Nurses are taught at some time during their training to always look at the electrical cords of all equipment because a frayed cord is a potential fire hazard. This remains to be true. The temperature of solutions used in heating and cooling pads or blankets may also pose a risk of injury to the patient if the fluid is too hot or too cold. Burns have resulted from improper regulation of temperature associated with a variety of patient care treatment devices. As crazy as it may sound, a simple non-invasive blood pressure cuff has caused patient harm. The device inflated to extreme pressures intermittently over a period of time that ultimately caused permanent nerve damage to the patient’s arm resulting in a clawed hand. A list of equipment frequently involved in patient care issues includes, but is not limited to, the following: volumetric infusion pumps, patient controlled analgesic pumps, blood glucose testing devices, heating pads, cooling/heating blankets, non-invasive blood pressure cuffs, nasal cannula tubing, leg immobilizers, patient lifts, and continuous positive airway pressure machines. An injury exposing the Achilles tendon of an elderly person resulted from a leg immobilizer. The patient’s skin was not checked on a regular basis and as ordered by the physician for breakdown.
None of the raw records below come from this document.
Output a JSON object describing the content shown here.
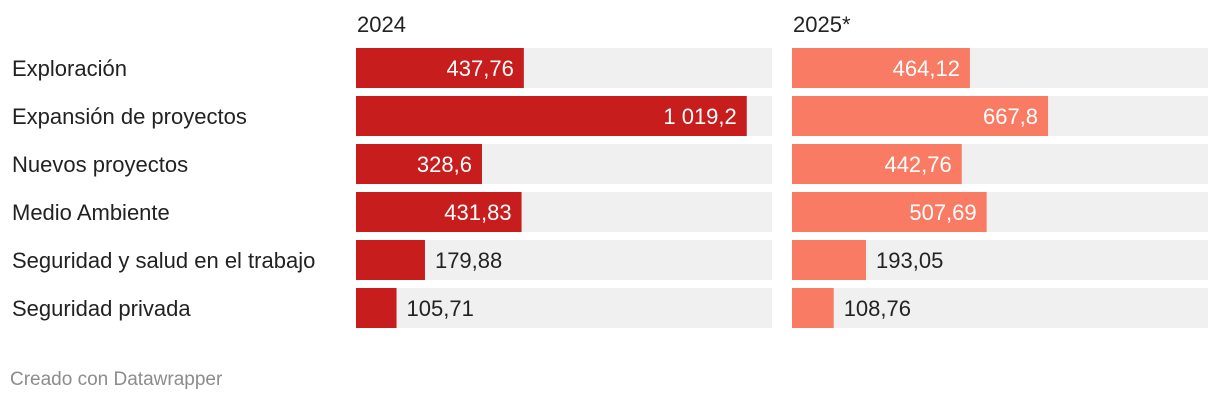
{
  "chart_data": {
    "type": "bar",
    "categories": [
      "Exploración",
      "Expansión de proyectos",
      "Nuevos proyectos",
      "Medio Ambiente",
      "Seguridad y salud en el trabajo",
      "Seguridad privada"
    ],
    "series": [
      {
        "name": "2024",
        "values": [
          437.76,
          1019.2,
          328.6,
          431.83,
          179.88,
          105.71
        ],
        "labels": [
          "437,76",
          "1 019,2",
          "328,6",
          "431,83",
          "179,88",
          "105,71"
        ],
        "color": "#c71e1d"
      },
      {
        "name": "2025*",
        "values": [
          464.12,
          667.8,
          442.76,
          507.69,
          193.05,
          108.76
        ],
        "labels": [
          "464,12",
          "667,8",
          "442,76",
          "507,69",
          "193,05",
          "108,76"
        ],
        "color": "#fa7b64"
      }
    ],
    "xlim": [
      0,
      1085
    ],
    "background_bar_color": "#f0f0f0",
    "grid": false,
    "legend": "none"
  },
  "footer": {
    "credit": "Creado con Datawrapper"
  }
}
It seems obvious that inspecting equipment and / or medical devices on periodic regular intervals is a patient safety issue. Inspecting or evaluating the proper functioning of medical equipment should be an added consideration at the time of, or immediately following a rapid response event. We live in a world where amazing cyber technology exists therefore, health care providers must now consider the possibility that technical equipment may have malfunctioned which may have originated from a cyber source. This possibility would never have been considered before. Hacking Healthcare IT in 2016 was published by the Institute for Critical Infrastructure describing how devices that are blue-tooth enabled and have access to the internet, such as automatic implantable cardioverter-defibrillator and pacemakers, patient controlled analgesic pumps, and insulin pumps are at risk for being hacked or reprogrammed.
1. Be hyper-vigilant and open to possibilities of contributing factors never considered before.
2. Conduct a survey of the equipment in the room at the time of the event and inspect it carefully as soon as possible after a Rapid Response or a Code situation. If in doubt, take equipment out of circulation; send it to biomedical engineering for inspection and record your action on an incident report, occurrence report, or a variance report (whatever your institution may call the form). Let the professionals trained in biomedical engineering determine when to return the equipment of concern back to available inventory.
3. Double check the medication rates programmed in the infusion pumps. Sometimes the programming is not correct and guess who is going to held accountable? That’s right You! Double check the pumps by calculating the math yourself.
4. Record the temperature on any equipment or device that displays a temperature. For example: fluid warmers, blanket/pad warmers, heating/cooling blankets, crib warmers, etc. When the temperature is recorded, the medical record conveys that the health care provider was paying attention to details which will support your clinical competence should it be questioned.